En quadripôles, cette "aberration chromatique" produit des différences dans la rapidité avec laquelle les particules rebondissent dans l'accélérateur, un phénomène connu des scientifiques des accélérateurs sous le nom de chromaticité.
"Dans de nombreux cas, pour voir la physique que nous voulons, il faut corriger la chromaticité, et nous le faisons en utilisant des sextupôles, " a déclaré Jarvis.
Lorsqu'il est correctement placé dans l'accélérateur, ces aimants à six pôles forcent les particules de plus haute énergie à s'aligner avec le reste du faisceau.
Octupôles—le mélange
Nous avons tous vécu ce moment :vous marchez dans un couloir lorsque quelqu'un tourne au coin de la rue et se retrouve directement sur votre chemin. Vous manœuvrez tous les deux dans un sens, ensuite un autre, puis de nouveau pour tenter d'éviter la collision, une rencontre qui peut sembler durer des siècles. La raison pour laquelle il est si difficile de dépasser l'autre personne est le résultat de vos taux de mouvement similaires. Si une personne bougeait plus lentement, ou simplement maintenu le cap, alors ce comportement serait supprimé.
Les faisceaux de particules peuvent présenter des comportements collectifs similaires s'ils oscillent tous à la même fréquence.
Pour stabiliser la situation, aimants à huit pôles, appelés octupôles, peut être utilisé pour mélanger les fréquences des particules. Les scientifiques appellent la stabilisation résultante « amortissement de Landau, ' et il fournit un faisceau de particules avec un peu d'immunité naturelle contre certains comportements instables.
Les aimants quadripolaires ne sont pas capables de focaliser les particules avec des énergies variables à un point particulier, les scientifiques utilisent donc des aimants sextupolaires pour corriger cette aberration chromatique.
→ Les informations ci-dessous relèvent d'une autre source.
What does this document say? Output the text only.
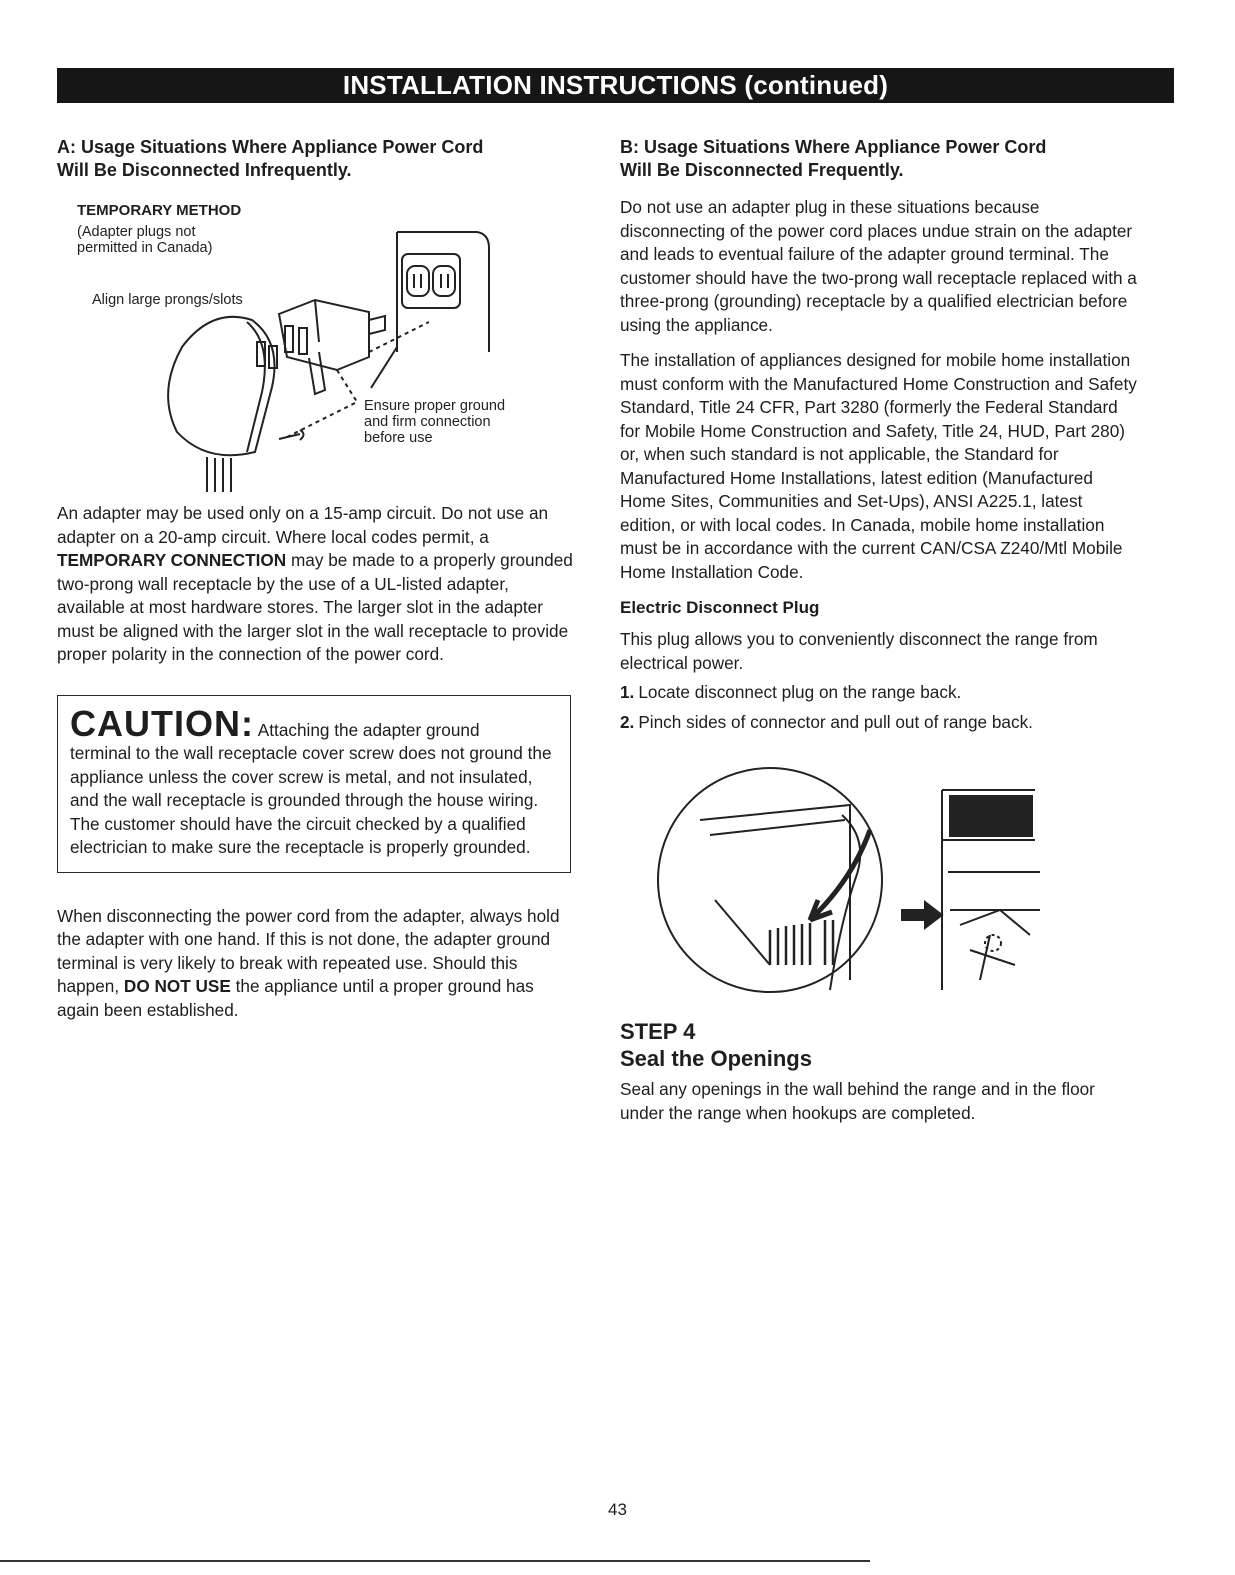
INSTALLATION INSTRUCTIONS (continued)
A: Usage Situations Where Appliance Power Cord
Will Be Disconnected Infrequently.
TEMPORARY METHOD
(Adapter plugs not
permitted in Canada)
Align large prongs/slots
Ensure proper ground
and firm connection
before use

An adapter may be used only on a 15-amp circuit. Do not use an adapter on a 20-amp circuit. Where local codes permit, a TEMPORARY CONNECTION may be made to a properly grounded two-prong wall receptacle by the use of a UL-listed adapter, available at most hardware stores. The larger slot in the adapter must be aligned with the larger slot in the wall receptacle to provide proper polarity in the connection of the power cord.

CAUTION: Attaching the adapter ground
terminal to the wall receptacle cover screw does not ground the appliance unless the cover screw is metal, and not insulated, and the wall receptacle is grounded through the house wiring. The customer should have the circuit checked by a qualified electrician to make sure the receptacle is properly grounded.

When disconnecting the power cord from the adapter, always hold the adapter with one hand. If this is not done, the adapter ground terminal is very likely to break with repeated use. Should this happen, DO NOT USE the appliance until a proper ground has again been established.

B: Usage Situations Where Appliance Power Cord
Will Be Disconnected Frequently.

Do not use an adapter plug in these situations because disconnecting of the power cord places undue strain on the adapter and leads to eventual failure of the adapter ground terminal. The customer should have the two-prong wall receptacle replaced with a three-prong (grounding) receptacle by a qualified electrician before using the appliance.

The installation of appliances designed for mobile home installation must conform with the Manufactured Home Construction and Safety Standard, Title 24 CFR, Part 3280 (formerly the Federal Standard for Mobile Home Construction and Safety, Title 24, HUD, Part 280) or, when such standard is not applicable, the Standard for Manufactured Home Installations, latest edition (Manufactured Home Sites, Communities and Set-Ups), ANSI A225.1, latest edition, or with local codes. In Canada, mobile home installation must be in accordance with the current CAN/CSA Z240/Mtl Mobile Home Installation Code.

Electric Disconnect Plug

This plug allows you to conveniently disconnect the range from electrical power.

1. Locate disconnect plug on the range back.
2. Pinch sides of connector and pull out of range back.
STEP 4
Seal the Openings

Seal any openings in the wall behind the range and in the floor under the range when hookups are completed.

43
Crédit :Jerald Pinson
Malheureusement, la stabilité accrue et la mise au point améliorée conférées par les aimants multipolaires d'ordre supérieur ont un coût.
"Ces aimants peuvent produire des résonances nocives et réduire la gamme globale de positions et d'énergies que les particules stockées sont autorisées à avoir, " a déclaré Jarvis. " Si les particules se trouvent en dehors de cette plage de la soi-disant " ouverture dynamique ", alors ils seront perdus de l'accélérateur."
Optique intégrable et au-delà
Les scientifiques des installations d'accélérateurs du monde entier s'efforcent de générer des faisceaux de particules plus productifs dans leur quête de la physique qui sous-tend l'univers.
Ils y parviennent notamment en augmentant l'intensité du faisceau, c'est-à-dire le nombre de particules qu'ils emballent dans un faisceau. Mais il y a un hic :à mesure que l'intensité augmente, le comportement des faisceaux peut devenir beaucoup plus complexe, repousser les limites de la capacité de confinement des aimants traditionnels.
Pour ouvrir la voie à la prochaine génération de physique des particules, les scientifiques des accélérateurs du Fermilab envisagent des types fondamentalement nouveaux d'aimants, ceux qui peuvent gérer des intensités de faisceau toujours croissantes.
"Ces aimants non linéaires sont effectivement des combinaisons spéciales de nombreux multipôles, et ils ont le potentiel d'améliorer considérablement la stabilité du faisceau sans faire les compromis inhérents aux octupôles simples, " dit Jarvis.
Alors que les scientifiques continuent de repousser les limites de la technologie des aimants, nous pourrons approfondir le monde subatomique en découvrant des particules exotiques qui n'existent que dans les conditions les plus extrêmes, observer la mystérieuse transformation des neutrinos et la désintégration des muons, et finalement arriver à une meilleure compréhension de la façon dont l'univers a commencé.
Il est surprenant de penser que l'humble aimant est notre passerelle vers certains des mystères les plus profonds de l'univers, mais encore une fois, c'est le pouvoir d'attraction.